The Republican Establishment Strikes

The Republican Establishment Strikes

In remarkable speeches this week, two members of what skeptics like to call the “Republican establishment” took on President Donald Trump and his brand of nationalist populism. Neither man mentioned the president by name, but their criticisms were unmistakable. Speaking in Philadelphia, where he received a Liberty Medal from the National Constitution Center, Sen.
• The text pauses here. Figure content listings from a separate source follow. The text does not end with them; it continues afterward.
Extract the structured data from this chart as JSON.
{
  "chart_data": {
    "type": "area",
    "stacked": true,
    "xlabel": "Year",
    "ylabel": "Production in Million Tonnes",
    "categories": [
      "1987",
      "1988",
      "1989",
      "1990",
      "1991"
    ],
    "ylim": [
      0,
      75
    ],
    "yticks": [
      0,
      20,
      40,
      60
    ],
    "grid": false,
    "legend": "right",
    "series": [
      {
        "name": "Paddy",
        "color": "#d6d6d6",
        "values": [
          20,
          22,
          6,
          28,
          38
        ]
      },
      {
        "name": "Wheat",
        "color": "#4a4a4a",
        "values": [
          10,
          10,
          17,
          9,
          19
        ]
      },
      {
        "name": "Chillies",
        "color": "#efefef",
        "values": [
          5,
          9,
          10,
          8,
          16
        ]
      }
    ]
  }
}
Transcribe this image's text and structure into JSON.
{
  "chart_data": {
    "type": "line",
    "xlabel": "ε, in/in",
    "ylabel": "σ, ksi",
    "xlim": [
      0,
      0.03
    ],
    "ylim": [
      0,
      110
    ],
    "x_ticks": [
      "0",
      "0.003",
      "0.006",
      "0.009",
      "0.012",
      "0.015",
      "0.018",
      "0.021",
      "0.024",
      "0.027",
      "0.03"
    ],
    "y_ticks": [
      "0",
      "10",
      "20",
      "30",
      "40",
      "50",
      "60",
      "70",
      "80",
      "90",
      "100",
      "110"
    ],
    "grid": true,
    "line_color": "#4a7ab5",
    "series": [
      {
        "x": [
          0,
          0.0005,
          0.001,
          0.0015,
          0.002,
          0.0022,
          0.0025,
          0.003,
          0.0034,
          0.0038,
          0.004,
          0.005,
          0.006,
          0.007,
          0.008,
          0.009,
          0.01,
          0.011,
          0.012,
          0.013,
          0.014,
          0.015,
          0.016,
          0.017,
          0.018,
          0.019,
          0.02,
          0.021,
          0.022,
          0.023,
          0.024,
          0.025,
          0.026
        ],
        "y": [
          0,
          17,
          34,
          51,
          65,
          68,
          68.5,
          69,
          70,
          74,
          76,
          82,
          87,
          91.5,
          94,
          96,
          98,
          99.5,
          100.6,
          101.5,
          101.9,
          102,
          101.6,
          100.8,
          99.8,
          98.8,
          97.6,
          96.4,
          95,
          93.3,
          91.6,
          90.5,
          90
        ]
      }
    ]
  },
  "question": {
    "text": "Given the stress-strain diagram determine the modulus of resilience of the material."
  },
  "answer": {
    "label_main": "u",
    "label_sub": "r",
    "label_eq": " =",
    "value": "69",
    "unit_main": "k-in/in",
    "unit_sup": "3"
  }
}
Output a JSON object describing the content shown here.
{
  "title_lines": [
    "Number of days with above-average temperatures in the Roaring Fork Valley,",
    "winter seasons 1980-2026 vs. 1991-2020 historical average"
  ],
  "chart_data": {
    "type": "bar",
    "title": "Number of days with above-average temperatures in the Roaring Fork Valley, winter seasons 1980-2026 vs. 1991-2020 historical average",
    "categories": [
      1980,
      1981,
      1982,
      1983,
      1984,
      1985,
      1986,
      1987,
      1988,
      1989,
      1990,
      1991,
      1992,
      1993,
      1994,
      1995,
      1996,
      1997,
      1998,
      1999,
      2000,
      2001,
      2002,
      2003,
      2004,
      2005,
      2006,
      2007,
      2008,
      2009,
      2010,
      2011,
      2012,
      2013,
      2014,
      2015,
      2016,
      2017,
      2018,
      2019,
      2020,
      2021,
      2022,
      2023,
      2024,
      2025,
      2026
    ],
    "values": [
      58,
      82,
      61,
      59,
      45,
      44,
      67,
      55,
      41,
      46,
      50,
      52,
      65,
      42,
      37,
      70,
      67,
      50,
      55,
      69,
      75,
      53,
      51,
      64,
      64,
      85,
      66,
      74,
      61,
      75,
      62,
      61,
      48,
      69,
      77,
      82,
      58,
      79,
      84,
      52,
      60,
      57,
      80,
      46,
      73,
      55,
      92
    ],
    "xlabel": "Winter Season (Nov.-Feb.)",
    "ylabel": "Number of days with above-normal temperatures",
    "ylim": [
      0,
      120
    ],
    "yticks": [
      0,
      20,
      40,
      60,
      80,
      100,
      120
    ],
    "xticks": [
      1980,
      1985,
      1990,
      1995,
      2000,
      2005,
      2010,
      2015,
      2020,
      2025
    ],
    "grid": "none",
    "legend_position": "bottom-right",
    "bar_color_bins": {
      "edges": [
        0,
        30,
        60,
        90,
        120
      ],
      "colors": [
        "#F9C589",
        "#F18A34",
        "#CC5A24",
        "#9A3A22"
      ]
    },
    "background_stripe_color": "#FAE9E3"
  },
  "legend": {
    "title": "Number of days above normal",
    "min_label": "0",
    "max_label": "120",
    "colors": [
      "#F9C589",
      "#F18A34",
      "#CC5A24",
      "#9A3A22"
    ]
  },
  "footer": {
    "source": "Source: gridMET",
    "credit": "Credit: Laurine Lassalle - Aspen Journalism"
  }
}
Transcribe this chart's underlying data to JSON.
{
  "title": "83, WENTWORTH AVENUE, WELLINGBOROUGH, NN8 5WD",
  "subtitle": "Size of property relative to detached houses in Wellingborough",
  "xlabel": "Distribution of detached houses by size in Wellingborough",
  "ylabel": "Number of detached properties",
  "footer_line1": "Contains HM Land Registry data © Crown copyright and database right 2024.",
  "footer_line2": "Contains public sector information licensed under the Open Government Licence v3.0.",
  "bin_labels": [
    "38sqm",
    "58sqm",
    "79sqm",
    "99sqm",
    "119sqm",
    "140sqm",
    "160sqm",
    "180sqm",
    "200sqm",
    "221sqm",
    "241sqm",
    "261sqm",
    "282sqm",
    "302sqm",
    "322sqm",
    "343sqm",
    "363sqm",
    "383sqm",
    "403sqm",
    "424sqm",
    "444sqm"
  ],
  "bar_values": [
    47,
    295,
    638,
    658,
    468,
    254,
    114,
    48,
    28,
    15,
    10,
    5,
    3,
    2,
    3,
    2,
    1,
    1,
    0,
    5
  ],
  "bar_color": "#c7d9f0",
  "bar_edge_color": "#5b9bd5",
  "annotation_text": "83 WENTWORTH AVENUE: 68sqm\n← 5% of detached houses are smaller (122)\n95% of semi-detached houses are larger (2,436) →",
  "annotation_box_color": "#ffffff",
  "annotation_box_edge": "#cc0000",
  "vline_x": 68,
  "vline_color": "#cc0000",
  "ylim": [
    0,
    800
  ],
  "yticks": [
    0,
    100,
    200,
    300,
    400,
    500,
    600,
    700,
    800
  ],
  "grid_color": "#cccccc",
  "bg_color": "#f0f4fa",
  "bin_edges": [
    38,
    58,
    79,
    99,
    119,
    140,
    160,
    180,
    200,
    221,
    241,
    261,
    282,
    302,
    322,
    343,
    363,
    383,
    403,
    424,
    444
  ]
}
John McCain said of the current president’s policies, “To abandon the ideals we have advanced around the globe, to refuse the obligations of international leadership and our duty to remain ‘the last best hope of earth’ for the sake of some half-baked, spurious nationalism cooked up by people who would rather find scapegoats than solve problems is as unpatriotic as an attachment to any other tired dogma of the past that Americans consigned to the ash heap of history.”

Former President George W. Bush, speaking on Thursday, followed suit: “Our politics seems more vulnerable to conspiracy theories and outright fabrication,” he warned. “We’ve seen our discourse degraded by casual cruelty. … We’ve seen nationalism distorted into nativism — forgotten the dynamism that immigration has always brought to America.” Bush has been reluctant to take center stage since leaving office more than eight years ago, withholding criticism from his Democratic successor, President Barack Obama, even when the latter did not return the favor by calling out the Bush administration in his first inaugural address for “greed and irresponsibility.” But apparently, Bush felt compelled to say something now, perhaps because he sees President Trump as destroying the Republican Party, as well as harming the country.